Fred Muhumuza, the director of the economics forum at Makerere University in Kampala, Uganda, says the new U.S. plan to work directly with recipient governments is in fact not new. In the 1980s, he says, when the current existing non-profit sector was much smaller, many donor countries, including the U.S., were working with African governments directly, designing health programs together and requiring financial contributions from the recipient nation. But Muhumuza says it didn't go as planned.

"[Often] the government did not meet its part of the bargain," he says. "So it never put in money to the level that it had promised. And it never lived up to the accountabilities that were required, or even by the project implementation that was required."

Ultimately many donor countries, including the U.S., scaled back from that model.

"There is clear evidence that it has not worked in the past in most of the areas. It may have worked in a few areas, but not most of the areas," he says.

Max Primorac with the Heritage Foundation says one challenge the administration faces as it implements this plan is " holding the recipient governments accountable and holding their feet to the fire."

"But I think this administration has already shown that it is ready to look at the breadth of diplomatic tools that we have at our disposal, and be able to use them in order to encourage these governments to come through on their commitments [in their agreements with the U.S.]," Primorac says.

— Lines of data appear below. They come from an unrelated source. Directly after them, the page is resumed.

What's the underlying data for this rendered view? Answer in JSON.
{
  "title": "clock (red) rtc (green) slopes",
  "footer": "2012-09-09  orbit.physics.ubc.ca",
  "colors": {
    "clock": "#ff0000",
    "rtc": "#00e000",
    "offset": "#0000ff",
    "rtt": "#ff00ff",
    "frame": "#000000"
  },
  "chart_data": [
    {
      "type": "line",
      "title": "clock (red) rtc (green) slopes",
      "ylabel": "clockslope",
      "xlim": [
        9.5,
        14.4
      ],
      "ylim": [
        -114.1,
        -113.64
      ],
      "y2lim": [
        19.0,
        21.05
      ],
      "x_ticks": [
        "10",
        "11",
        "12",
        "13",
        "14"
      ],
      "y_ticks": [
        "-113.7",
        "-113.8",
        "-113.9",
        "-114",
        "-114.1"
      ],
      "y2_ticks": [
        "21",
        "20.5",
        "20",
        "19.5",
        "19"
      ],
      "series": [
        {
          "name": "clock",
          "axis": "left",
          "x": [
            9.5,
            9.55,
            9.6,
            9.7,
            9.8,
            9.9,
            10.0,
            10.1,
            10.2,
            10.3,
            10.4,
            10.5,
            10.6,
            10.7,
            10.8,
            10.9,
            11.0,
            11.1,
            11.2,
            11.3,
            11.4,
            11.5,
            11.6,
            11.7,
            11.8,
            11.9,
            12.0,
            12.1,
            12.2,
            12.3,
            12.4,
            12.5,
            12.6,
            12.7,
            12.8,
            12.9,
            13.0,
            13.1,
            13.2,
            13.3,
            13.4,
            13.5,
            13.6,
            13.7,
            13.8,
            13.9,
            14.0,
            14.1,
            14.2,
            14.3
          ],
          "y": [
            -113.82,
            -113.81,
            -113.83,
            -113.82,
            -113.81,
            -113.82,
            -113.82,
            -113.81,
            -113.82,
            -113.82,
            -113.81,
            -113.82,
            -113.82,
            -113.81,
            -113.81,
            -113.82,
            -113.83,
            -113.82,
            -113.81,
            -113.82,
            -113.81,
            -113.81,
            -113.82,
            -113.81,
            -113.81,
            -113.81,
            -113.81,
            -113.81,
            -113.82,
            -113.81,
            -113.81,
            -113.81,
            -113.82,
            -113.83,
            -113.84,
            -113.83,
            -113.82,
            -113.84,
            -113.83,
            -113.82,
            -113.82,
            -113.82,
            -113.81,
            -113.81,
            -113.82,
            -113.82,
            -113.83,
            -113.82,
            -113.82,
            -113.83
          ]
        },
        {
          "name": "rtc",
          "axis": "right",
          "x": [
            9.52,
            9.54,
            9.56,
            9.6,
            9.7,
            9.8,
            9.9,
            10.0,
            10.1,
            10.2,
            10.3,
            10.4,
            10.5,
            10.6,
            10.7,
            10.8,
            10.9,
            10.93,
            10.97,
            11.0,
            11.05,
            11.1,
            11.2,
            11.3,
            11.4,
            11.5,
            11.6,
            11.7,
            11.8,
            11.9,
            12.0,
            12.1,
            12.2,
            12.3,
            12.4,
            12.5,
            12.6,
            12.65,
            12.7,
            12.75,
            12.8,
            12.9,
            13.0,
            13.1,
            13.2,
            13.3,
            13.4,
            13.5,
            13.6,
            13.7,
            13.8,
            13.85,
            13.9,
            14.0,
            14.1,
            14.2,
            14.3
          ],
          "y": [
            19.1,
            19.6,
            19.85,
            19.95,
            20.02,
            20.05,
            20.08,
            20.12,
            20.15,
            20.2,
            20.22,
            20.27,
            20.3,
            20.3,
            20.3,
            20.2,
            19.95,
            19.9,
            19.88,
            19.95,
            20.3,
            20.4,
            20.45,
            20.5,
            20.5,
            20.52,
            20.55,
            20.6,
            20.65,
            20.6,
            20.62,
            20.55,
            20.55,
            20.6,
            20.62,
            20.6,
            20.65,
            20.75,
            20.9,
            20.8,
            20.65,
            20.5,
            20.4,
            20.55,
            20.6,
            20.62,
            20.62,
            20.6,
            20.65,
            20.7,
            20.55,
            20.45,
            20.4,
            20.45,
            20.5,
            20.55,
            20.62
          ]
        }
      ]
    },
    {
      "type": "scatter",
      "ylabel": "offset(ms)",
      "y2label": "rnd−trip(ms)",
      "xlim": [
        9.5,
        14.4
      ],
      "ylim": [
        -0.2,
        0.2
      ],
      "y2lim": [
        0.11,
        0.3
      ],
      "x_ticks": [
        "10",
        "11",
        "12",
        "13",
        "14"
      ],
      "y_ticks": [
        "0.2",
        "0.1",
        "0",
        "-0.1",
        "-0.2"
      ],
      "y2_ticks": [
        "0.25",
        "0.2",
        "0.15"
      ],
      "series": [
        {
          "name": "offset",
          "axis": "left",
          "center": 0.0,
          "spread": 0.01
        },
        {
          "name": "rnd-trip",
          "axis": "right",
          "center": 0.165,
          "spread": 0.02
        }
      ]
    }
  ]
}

What about funding (and Congress)?

At the press briefing, officials said the new strategy would not be accompanied by a new budget. Instead, the senior administration official who spoke on the condition of anonymity explained: "There's not a change today in terms of how much we're spending. All of the amount, all of the money that we're going to spend on health is going to be programmed in this manner."

However, several of the experts interviewed by NPR noted one line in the strategy document that made them nervous about the financial approach put forth by the State Department. It reads: "To the extent appropriations from Congress exceed funds needed to support bilateral agreements, the United States will seek to invest some of these funds in innovative, breakthrough technologies from American companies that have the potential to change the course of epidemics globally."

In other words, if there's money left over after the U.S. creates bilateral agreements, the federal government will take that extra money and spend it on new technologies being developed by U.S. companies to help combat diseases.

This line stood out to Schwalbe as running counter to the Constitution, which gives Congress the power to decide how to allocate taxpayer money. "This document is a blatant middle finger to the Congress," she says.

Dunn-Georgiou noticed it too. "That's not how appropriations works. You cannot, as the executive, just take the money and do what you want with it," she says.

Constitutional debates aside, the public health experts interviewed by NPR say they hope many details will become clearer as government-to-government agreements are hammered out in the next few months. Administration officials say that discussions for those agreements will begin this week at the U.N. General Assembly in New York City.

NPR correspondent Jonathan Lambert contributed to this story.